Friday, November 4, 2005

Report: KEVIN KILLIAN @ UCSD

In all the time I've known Kevin Killian, I never really realized how subversive his work is until seeing/hearing him read in San Diego (Sandy Day Glo, Sandy Eggo). It is in my hometown, that poetry carries more weight, and not because this is where I grew up, escaped from, and prodigally returned to but because of the socio-political climate here. Having been in the Bay Area (Santa Cruz included) for nearly 10 years, I had become either immune to or had been cavalier in hearing "left-leaning" poetry. So, when, yesterday afternoon, Kevin Killian, whom I adore, read to a packed, black room--mostly full of young students (and most of those students, I gather, are from right-wing, conservative families)--his poems hit so much harder than before.
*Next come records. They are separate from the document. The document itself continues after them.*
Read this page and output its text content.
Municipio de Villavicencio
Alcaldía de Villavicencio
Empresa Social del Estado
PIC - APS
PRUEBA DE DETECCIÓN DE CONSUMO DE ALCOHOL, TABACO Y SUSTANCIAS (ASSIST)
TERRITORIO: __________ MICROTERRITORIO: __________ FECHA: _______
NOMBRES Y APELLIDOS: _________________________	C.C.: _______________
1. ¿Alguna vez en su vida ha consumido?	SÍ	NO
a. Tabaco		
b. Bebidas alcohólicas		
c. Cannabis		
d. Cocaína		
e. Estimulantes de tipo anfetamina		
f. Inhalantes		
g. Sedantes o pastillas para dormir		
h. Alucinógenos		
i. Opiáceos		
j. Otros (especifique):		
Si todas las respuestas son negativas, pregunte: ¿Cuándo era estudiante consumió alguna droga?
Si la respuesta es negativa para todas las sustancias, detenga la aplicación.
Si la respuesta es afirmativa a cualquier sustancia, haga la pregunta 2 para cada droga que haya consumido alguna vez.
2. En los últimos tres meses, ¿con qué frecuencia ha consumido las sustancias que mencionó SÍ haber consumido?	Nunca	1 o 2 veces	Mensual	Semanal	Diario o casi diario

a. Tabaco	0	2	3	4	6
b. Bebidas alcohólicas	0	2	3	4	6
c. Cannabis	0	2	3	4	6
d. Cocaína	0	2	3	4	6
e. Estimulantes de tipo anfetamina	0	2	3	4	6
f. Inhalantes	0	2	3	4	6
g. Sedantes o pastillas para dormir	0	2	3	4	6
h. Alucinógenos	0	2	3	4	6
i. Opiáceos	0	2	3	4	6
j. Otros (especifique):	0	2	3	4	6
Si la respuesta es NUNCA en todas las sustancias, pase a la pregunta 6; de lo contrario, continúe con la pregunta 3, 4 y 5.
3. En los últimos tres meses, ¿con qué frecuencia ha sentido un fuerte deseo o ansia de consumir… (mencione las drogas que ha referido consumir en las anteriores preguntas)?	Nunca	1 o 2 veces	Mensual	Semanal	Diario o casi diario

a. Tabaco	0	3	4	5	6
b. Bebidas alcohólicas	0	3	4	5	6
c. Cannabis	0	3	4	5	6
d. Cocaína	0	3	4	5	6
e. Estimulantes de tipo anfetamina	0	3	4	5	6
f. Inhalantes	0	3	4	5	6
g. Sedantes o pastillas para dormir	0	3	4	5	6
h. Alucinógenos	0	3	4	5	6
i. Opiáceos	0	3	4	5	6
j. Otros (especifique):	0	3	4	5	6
Was it because I was aware of my surroundngs--San Diego is a major arm of the military-industrial complex--or was it because I noticed students all around me, squirming at the mentions of "you'll not return from Iraq" and "he had his hand on my cock," among many other homosexually and/or anti-war charged passages. I've always loved Kevin's poems, how subtly wrought they are while simultaneously seeming so loose, even, at times, off the cuff or snarky. I love that. But having heard them (ok, I've also got to address Kevin's presentation of his poems) and seen Kevin's almost flamboyant presentation of them--though he seemed more physically reserved than usual; fewer flourishes of the hands and gyrations of the hips, but they were still there--in such an environment, really exploded, for me, the depth and electricity of Kevin's work. My idea is that the more these kids are exposed to serious and creative people who don't conform to the Bushtopian ideal everpresent in San Diego, the more likely they are to be less like their parents. I do already see this change coming, San Diego has long been "that city on the verge of getting really hip" and I think, finally, it's beginning to let down its hair.